In 1989, Iovine and Bonnie Bertram (writing in Spy magazine under the pen name "Vincenza Demetz") accused the film director James Toback of sexual harassment, accusations that he denied.

===The New York Times===
For 13 years, beginning in 1993, Iovine was a staff writer for The New York Times covering architecture, interior design, and other topics. Her February 2003 Times column, "Turning a Competition into a Public Campaign," discussed the public relations efforts of architects hoping to be selected by the Lower Manhattan Development Corporation to rebuild Lower Manhattan following the September 11 attacks of 2001. Her characterization of competing architects "acting like media-age politicians" was cited by architecture professor Felicity D. Scott in an October 2003 essay entitled Involuntary Prisoners of Architecture.

===Magazine editor===
In 2007, Iovine became the executive editor of The Architect's Newspaper. During her tenure, the magazine expanded its online presence, resulting in a significant increase in web traffic and readership. The magazine won several awards and was lauded in 2011 by the Historic Districts Council for its in-depth coverage of "important neighborhood preservation issues...both balanced and accessible". Iovine left the magazine in 2012.

Writing in 2018 of her time at The Architect's Newspaper, Iovine recalled the challenges the profession faced during the years of the Great Recession: "I witnessed what members of this profession are truly made of. As offices closed and shrank...I beheld an extraordinary resilience." Iovine concluded her recollections saying, "As editor of The Architect’s Newspaper during one of the toughest roller-coaster rides in recent memory, I was buckled into a front row seat, and the ride was unforgettable."

===Wall Street Journal===
From 2011 until 2018, Iovine wrote about architecture for the Wall Street Journal. Her columns were wide-ranging, covering topics such as the National Veterans Memorial and Museum in Columbus, Ohio, the Zaryadye Park in Moscow, and New York City's reopened World Trade Center Transportation Hub.

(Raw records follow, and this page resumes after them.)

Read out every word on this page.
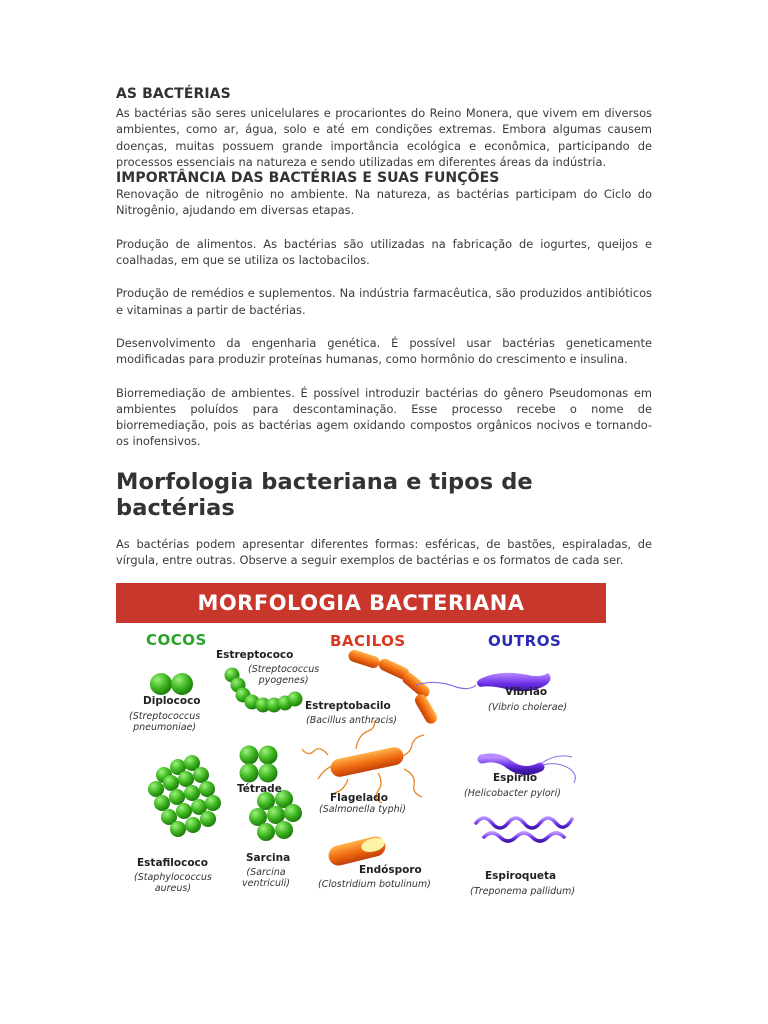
AS BACTÉRIAS

As bactérias são seres unicelulares e procariontes do Reino Monera, que vivem em diversos ambientes, como ar, água, solo e até em condições extremas. Embora algumas causem doenças, muitas possuem grande importância ecológica e econômica, participando de processos essenciais na natureza e sendo utilizadas em diferentes áreas da indústria.

IMPORTÂNCIA DAS BACTÉRIAS E SUAS FUNÇÕES

Renovação de nitrogênio no ambiente. Na natureza, as bactérias participam do Ciclo do Nitrogênio, ajudando em diversas etapas.

Produção de alimentos. As bactérias são utilizadas na fabricação de iogurtes, queijos e coalhadas, em que se utiliza os lactobacilos.

Produção de remédios e suplementos. Na indústria farmacêutica, são produzidos antibióticos e vitaminas a partir de bactérias.

Desenvolvimento da engenharia genética. É possível usar bactérias geneticamente modificadas para produzir proteínas humanas, como hormônio do crescimento e insulina.

Biorremediação de ambientes. É possível introduzir bactérias do gênero Pseudomonas em ambientes poluídos para descontaminação. Esse processo recebe o nome de biorremediação, pois as bactérias agem oxidando compostos orgânicos nocivos e tornando-os inofensivos.

Morfologia bacteriana e tipos de bactérias

As bactérias podem apresentar diferentes formas: esféricas, de bastões, espiraladas, de vírgula, entre outras. Observe a seguir exemplos de bactérias e os formatos de cada ser.

MORFOLOGIA BACTERIANA
COCOS	BACILOS	OUTROS
Estreptococo
(Streptococcus
pyogenes)
Diplococo
(Streptococcus
pneumoniae)
Tétrade
Estafilococo
(Staphylococcus
aureus)
Sarcina
(Sarcina
ventriculi)
Estreptobacilo
(Bacillus anthracis)
Flagelado
(Salmonella typhi)
Endósporo
(Clostridium botulinum)
Vibrião
(Vibrio cholerae)
Espirilo
(Helicobacter pylori)
Espiroqueta
(Treponema pallidum)
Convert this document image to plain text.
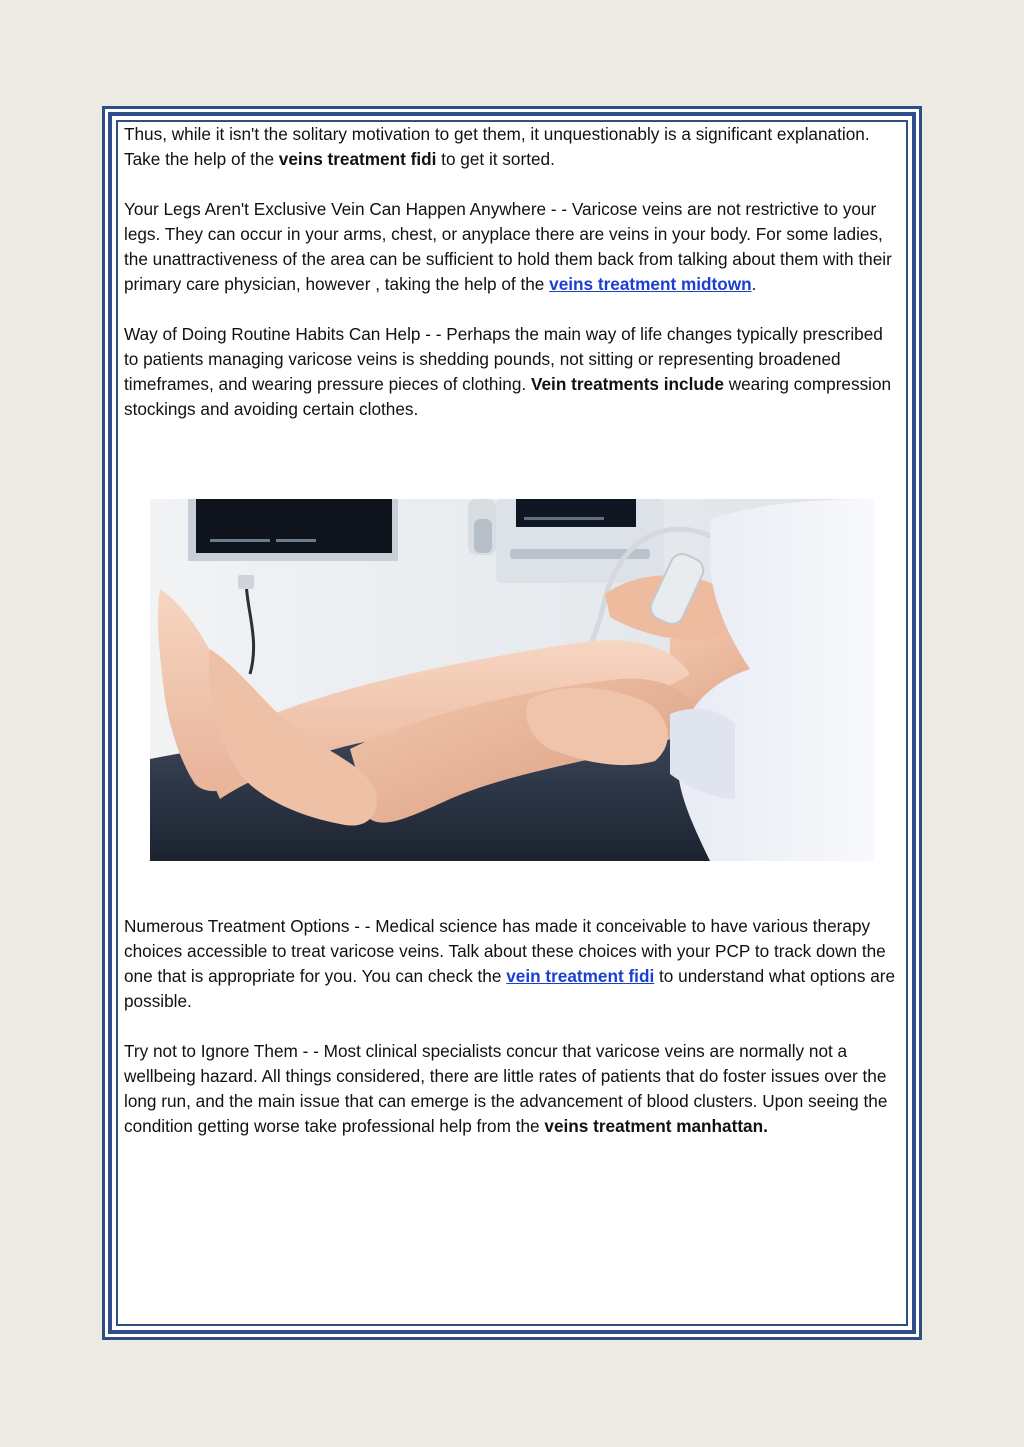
Thus, while it isn't the solitary motivation to get them, it unquestionably is a significant explanation. Take the help of the veins treatment fidi to get it sorted.

Your Legs Aren't Exclusive Vein Can Happen Anywhere - - Varicose veins are not restrictive to your legs. They can occur in your arms, chest, or anyplace there are veins in your body. For some ladies, the unattractiveness of the area can be sufficient to hold them back from talking about them with their primary care physician, however , taking the help of the veins treatment midtown.

Way of Doing Routine Habits Can Help - - Perhaps the main way of life changes typically prescribed to patients managing varicose veins is shedding pounds, not sitting or representing broadened timeframes, and wearing pressure pieces of clothing. Vein treatments include wearing compression stockings and avoiding certain clothes.

Numerous Treatment Options - - Medical science has made it conceivable to have various therapy choices accessible to treat varicose veins. Talk about these choices with your PCP to track down the one that is appropriate for you. You can check the vein treatment fidi to understand what options are possible.

Try not to Ignore Them - - Most clinical specialists concur that varicose veins are normally not a wellbeing hazard. All things considered, there are little rates of patients that do foster issues over the long run, and the main issue that can emerge is the advancement of blood clusters. Upon seeing the condition getting worse take professional help from the veins treatment manhattan.
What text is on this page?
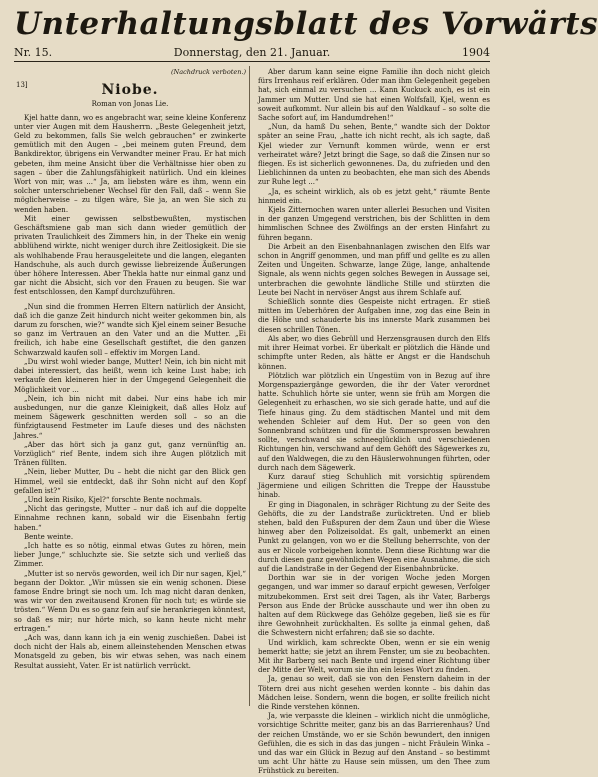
Unterhaltungsblatt des Vorwärts
Nr. 15.	Donnerstag, den 21. Januar.	1904
(Nachdruck verboten.)
13]	Niobe.
Roman von Jonas Lie.

Kjel hatte dann, wo es angebracht war, seine kleine Konferenz unter vier Augen mit dem Hausherrn. „Beste Gelegenheit jetzt, Geld zu bekommen, falls Sie welch gebrauchen“ er zwinkerte gemütlich mit den Augen – „bei meinem guten Freund, dem Bankdirektor, übrigens ein Verwandter meiner Frau. Er hat mich gebeten, ihm meine Ansicht über die Verhältnisse hier oben zu sagen – über die Zahlungsfähigkeit natürlich. Und ein kleines Wort von mir, was ...“ Ja, am liebsten wäre es ihm, wenn ein solcher unterschriebener Wechsel für den Fall, daß – wenn Sie möglicherweise – zu tilgen wäre, Sie ja, an wen Sie sich zu wenden haben.

Mit einer gewissen selbstbewußten, mystischen Geschäftsmiene gab man sich dann wieder gemütlich der privaten Traulichkeit des Zimmers hin, in der Theke ein wenig abblühend wirkte, nicht weniger durch ihre Zeitlosigkeit. Die sie als wohlhabende Frau herausgeleitete und die langen, eleganten Handschuhe, als auch durch gewisse liebreizende Äußerungen über höhere Interessen. Aber Thekla hatte nur einmal ganz und gar nicht die Absicht, sich vor den Frauen zu beugen. Sie war fest entschlossen, den Kampf durchzuführen.

„Nun sind die frommen Herren Eltern natürlich der Ansicht, daß ich die ganze Zeit hindurch nicht weiter gekommen bin, als darum zu forschen, wie?“ wandte sich Kjel einem seiner Besuche so ganz im Vertrauen an den Vater und an die Mutter. „Ei freilich, ich habe eine Gesellschaft gestiftet, die den ganzen Schwarzwald kaufen soll – effektiv im Morgen Land.

„Du wirst wohl wieder bange, Mutter! Nein, ich bin nicht mit dabei interessiert, das heißt, wenn ich keine Lust habe; ich verkaufe den kleineren hier in der Umgegend Gelegenheit die Möglichkeit vor ...

„Nein, ich bin nicht mit dabei. Nur eins habe ich mir ausbedungen, nur die ganze Kleinigkeit, daß alles Holz auf meinem Sägewerk geschnitten werden soll – so an die fünfzigtausend Festmeter im Laufe dieses und des nächsten Jahres.“

„Aber das hört sich ja ganz gut, ganz vernünftig an. Vorzüglich“ rief Bente, indem sich ihre Augen plötzlich mit Tränen füllten.

„Nein, lieber Mutter, Du – hebt die nicht gar den Blick gen Himmel, weil sie entdeckt, daß ihr Sohn nicht auf den Kopf gefallen ist?“

„Und kein Risiko, Kjel?“ forschte Bente nochmals.

„Nicht das geringste, Mutter – nur daß ich auf die doppelte Einnahme rechnen kann, sobald wir die Eisenbahn fertig haben.“

Bente weinte.

„Ich hatte es so nötig, einmal etwas Gutes zu hören, mein lieber Junge,“ schluchzte sie. Sie setzte sich und verließ das Zimmer.

„Mutter ist so nervös geworden, weil ich Dir nur sagen, Kjel,“ begann der Doktor. „Wir müssen sie ein wenig schonen. Diese famose Endre bringt sie noch um. Ich mag nicht daran denken, was wir vor den zweitausend Kronen für noch tut; es würde sie trösten.“ Wenn Du es so ganz fein auf sie herankriegen könntest, so daß es mir; nur hörte mich, so kann heute nicht mehr ertragen.“

„Ach was, dann kann ich ja ein wenig zuschießen. Dabei ist doch nicht der Hals ab, einem alleinstehenden Menschen etwas Monatsgeld zu geben, bis wir etwas sehen, was nach einem Resultat aussieht, Vater. Er ist natürlich verrückt.

Aber darum kann seine eigne Familie ihn doch nicht gleich fürs Irrenhaus reif erklären. Oder man ihm Gelegenheit gegeben hat, sich einmal zu versuchen ... Kann Kuckuck auch, es ist ein Jammer um Mutter. Und sie hat einen Wolfsfall, Kjel, wenn es soweit aufkommt. Nur allein bis auf den Waldkauf – so solte die Sache sofort auf, im Handumdrehen!“

„Nun, da hamß Du sehen, Bente,“ wandte sich der Doktor später an seine Frau, „hatte ich nicht recht, als ich sagte, daß Kjel wieder zur Vernunft kommen würde, wenn er erst verheiratet wäre? Jetzt bringt die Sage, so daß die Zinsen nur so fliegen. Es ist sicherlich gewonnenes. Da, du zufrieden und den Lieblichinnen da unten zu beobachten, ehe man sich des Abends zur Ruhe legt ...“

„Ja, es scheint wirklich, als ob es jetzt geht,“ räumte Bente hinmeid ein.

Kjels Zitternochen waren unter allerlei Besuchen und Visiten in der ganzen Umgegend verstrichen, bis der Schlitten in dem himmlischen Schnee des Zwölfings an der ersten Hinfahrt zu führen begann.

Die Arbeit an den Eisenbahnanlagen zwischen den Elfs war schon in Angriff genommen, und man pfiff und gellte es zu allen Zeiten und Ungeiten. Schwarze, lange Züge, lange, anhaltende Signale, als wenn nichts gegen solches Bewegen in Aussage sei, unterbrachen die gewohnte ländliche Stille und stürzten die Leute bei Nacht in nervöser Angst aus ihrem Schlafe auf.

Schießlich sonnte dies Gespeiste nicht ertragen. Er stieß mitten im Ueberhören der Aufgaben inne, zog das eine Bein in die Höhe und schauderte bis ins innerste Mark zusammen bei diesen schrillen Tönen.

Als aber, wo dies Gebrüll und Herzensgrausen durch den Elfs mit ihrer Heimat vorbei. Er überkalt er plötzlich die Hände und schimpfte unter Reden, als hätte er Angst er die Handschuh können.

Plötzlich war plötzlich ein Ungestüm von in Bezug auf ihre Morgenspaziergänge geworden, die ihr der Vater verordnet hatte. Schuhlich hörte sie unter, wenn sie früh am Morgen die Gelegenheit zu erhaschen, wo sie sich gerade hatte, und auf die Tiefe hinaus ging. Zu dem städtischen Mantel und mit dem wehenden Schleier auf dem Hut. Der so geen von den Sonnenbrand schützen und für die Sommersprossen bewahren sollte, verschwand sie schneeglücklich und verschiedenen Richtungen hin, verschwand auf dem Gehöft des Sägewerkes zu, auf den Waldwegen, die zu den Häuslerwohnungen führten, oder durch nach dem Sägewerk.

Kurz darauf stieg Schuhlich mit vorsichtig spürendem Jägermiene und eiligen Schritten die Treppe der Hausstube hinab.

Er ging in Diagonalen, in schräger Richtung zu der Seite des Gehöfts, die zu der Landstraße zurücktreten. Und er blieb stehen, bald den Fußspuren der dem Zaun und über die Wiese hinweg aber den Polizeisoldat. Es galt, unbemerkt an einen Punkt zu gelangen, von wo er die Stellung beherrschte, von der aus er Nicole vorbeigehen konnte. Denn diese Richtung war die durch diesen ganz gewöhnlichen Wegen eine Ausnahme, die sich auf die Landstraße in der Gegend der Eisenbahnbrücke.

Dorthin war sie in der vorigen Woche jeden Morgen gegangen, und war immer so darauf erpicht gewesen, Verfolger mitzubekommen. Erst seit drei Tagen, als ihr Vater, Barbergs Person aus Ende der Brücke ausschaute und wer ihn oben zu halten auf dem Rückwege das Gehölze gegeben, ließ sie es für ihre Gewohnheit zurückhalten. Es sollte ja einmal gehen, daß die Schwestern nicht erfahren; daß sie so dachte.

Und wirklich, kam schreckte Oben, wenn er sie ein wenig bemerkt hatte; sie jetzt an ihrem Fenster, um sie zu beobachten. Mit ihr Barberg sei nach Bente und irgend einer Richtung über der Mitte der Welt, worum sie ihn ein leises Wort zu finden.

Ja, genau so weit, daß sie von den Fenstern daheim in der Tötern drei aus nicht gesehen werden konnte – bis dahin das Mädchen leise. Sondern, wenn die bogen, er sollte freilich nicht die Rinde verstehen können.

Ja, wie verpasste die kleinen – wirklich nicht die unmögliche, vorsichtige Schritte meiter, ganz bis an das Barrierenhaus? Und der reichen Umstände, wo er sie Schön bewundert, den innigen Gefühlen, die es sich in das das jungen – nicht Fräulein Winka – und das war ein Glück in Bezug auf den Anstand – so bestimmt um acht Uhr hätte zu Hause sein müssen, um den Thee zum Frühstück zu bereiten.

In 2014, while delivering a lecture at the University of Michigan's Taubman College of Architecture and Urban Planning, Iovine was interviewed by a reporter for The Michigan Daily to whom she explained her passion for writing: "What drew me to architecture reporting is that it’s so embedded into the real world and you can’t escape it — that’s why I live in New York...[architecture] has to face the real stuff, and any architecture that doesn’t is really missing the point".

==Written works==
Books and articles authored or co-authored by Iovine include:
- Julie V. Iovine, "The Impeccable Gardener," in American Heritage, June/July 1986.
- Julie V. Iovine (author) and Maria Robleda (photography), Home: Chic Simple (New York: A.A. Knopf, 1993).
- Julie V. Iovine, Wohnen: der Stil der 90er Jahre (1993, German, trans: "Living: the Style of the 90s").
- Julie V. Iovine (introduction), Ezra Stoller (photography), and Jeff Goldberg (photography), Guggenheim Bilbao; Guggenheim New York (New York: Princeton Architectural Press, 1999).
- Julie V. Iovine, Michael Graves: Compact Design Portfolio (San Francisco: Chronicle Books, 2000).
- Julie V. Iovine (co-author), Provoking Magic: Lighting of Ingo Mauer, (New York: Cooper Hewitt Museum, 2007).
- Julie V. Iovine and Todd Merrill, Modern Americana: Studio Furniture From High Craft to High Glam (New York: Rizzoli, 2008).
- Julie V. Iovine (contributor), Civic Action: A Vision for Long Island City (New York: The Noguchi Museum, 2012).
- Julie V. Iovine, New York in Fifty Design Icons (London: Conran Octopus, 2015).

==Personal life==
In 1980, Iovine married (1st) Peter Demetz, a Yale University professor of German literature. She married (2nd) Kevin Lippert (1959-2022), the founder of the Princeton Architectural Press, with whom she had two sons, Christopher V. Lippert and T. Cooper Lippert. In 2013, she married (3rd) Alan Jay Hruska, a writer and playwright, and a fellow Yale alumnus, who died in 2022.